Two or three policemen step out front and level their pistols at the crowd. Blam, blam, blam, blam, blam. They empty their guns at the kids. Several people go down. But they are not lift; they're ducking. It takes about half a minute for the Weathermen to realize that those were blanks. But by then they are retreating. They have no guns.

A girl is lying in the intersection. She has been shot through the leg with a real pistol bullet. A boy has been shot in his shoulder and the side of his body. The police have a lot of people they grabbed pinned up against patrol cars.

Police come charging down their middle in a V. The group is split, running up two different streets. Several more shots are fired. I am toward the back of the group when two cars of plainclothes policemen come roaring up from behind. They leap out of their cars before they have even stopped and start grabbing people.

There is an alley to my right. It is the only way out. Half a dozen of us take off down the alley as fast as we can with the cops chasing us. Police come pouring into the area behind us. I am running.

I spin my head and my glasses go flying off. I think. "There go my glasses." I can't see, but I don't even slow down. The police are a few steps behind us. Some of the girls, who aren't as fast, are getting caught.

The alley becomes dark, and all I see is the light at the end of it down on North Avenue. As I run, I am dreaming. There is something I can remember, somewhere where this whole piece of terror happened to me before. I remember, yes, it happened, running away from two boys who tried to hold me up with a razor blade one night in Harlem. I'm not aware of my legs lifting or my arms pumping or any part of running. I can't see. I am floating through a blur.
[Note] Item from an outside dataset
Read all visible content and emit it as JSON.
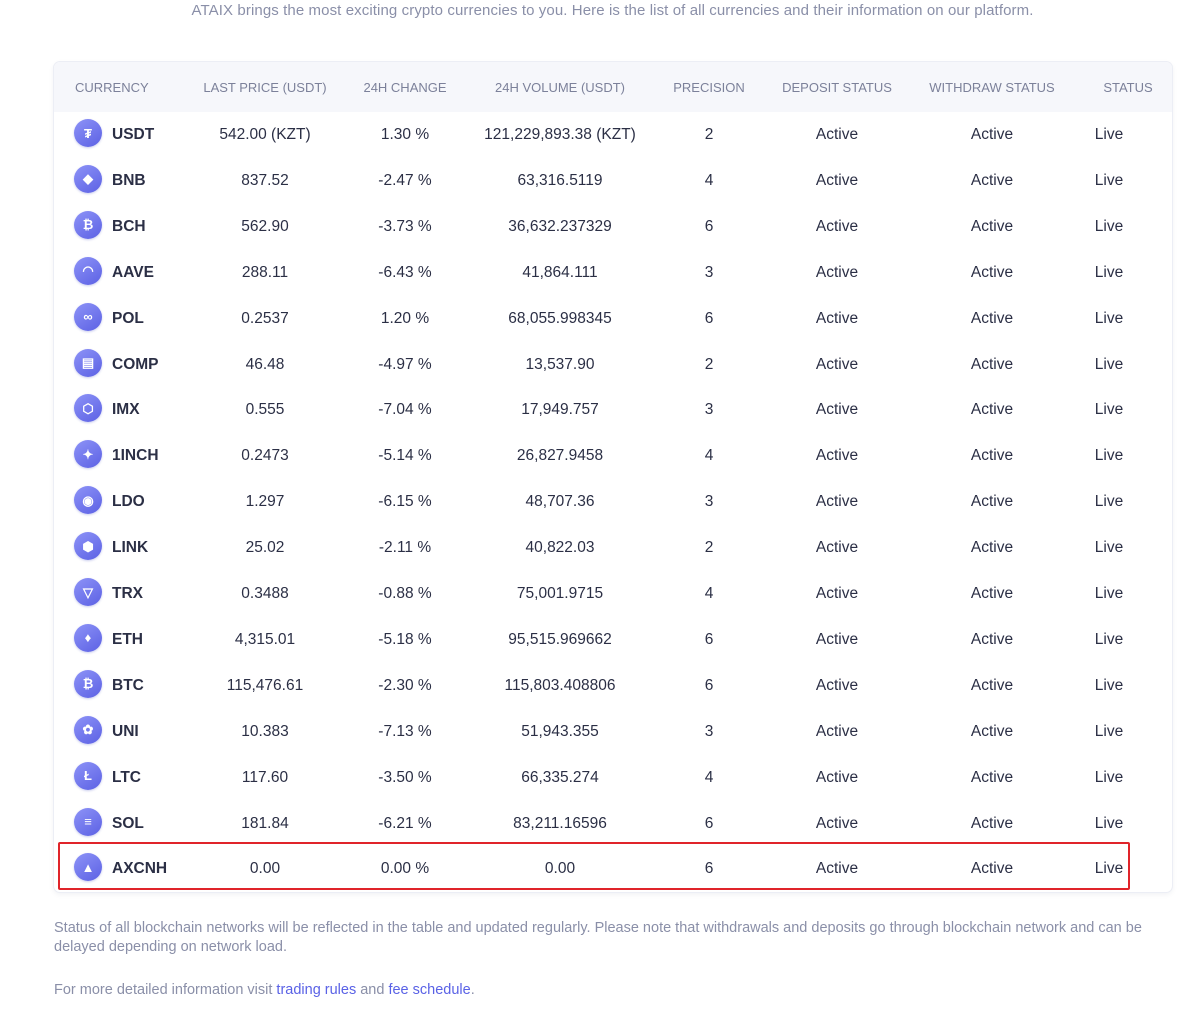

As I'm coming to the end of the alley all I can see is the flashing blue lights of police cars in front of me. All I can hear is the high tweet of police whistles being blown all around me. The police are coming at us from the other end of the alley, too.

Then, as we approach them, there comes an empty lot, on our left. There is a wire fence as high as my chest. I and one or two other kids, put our hands on it, and throw ourselves over.

Now I am running across the lot, stepping on things I can't see, surrounded again by police whistles and flashing blue lights moving parallel to us in the street.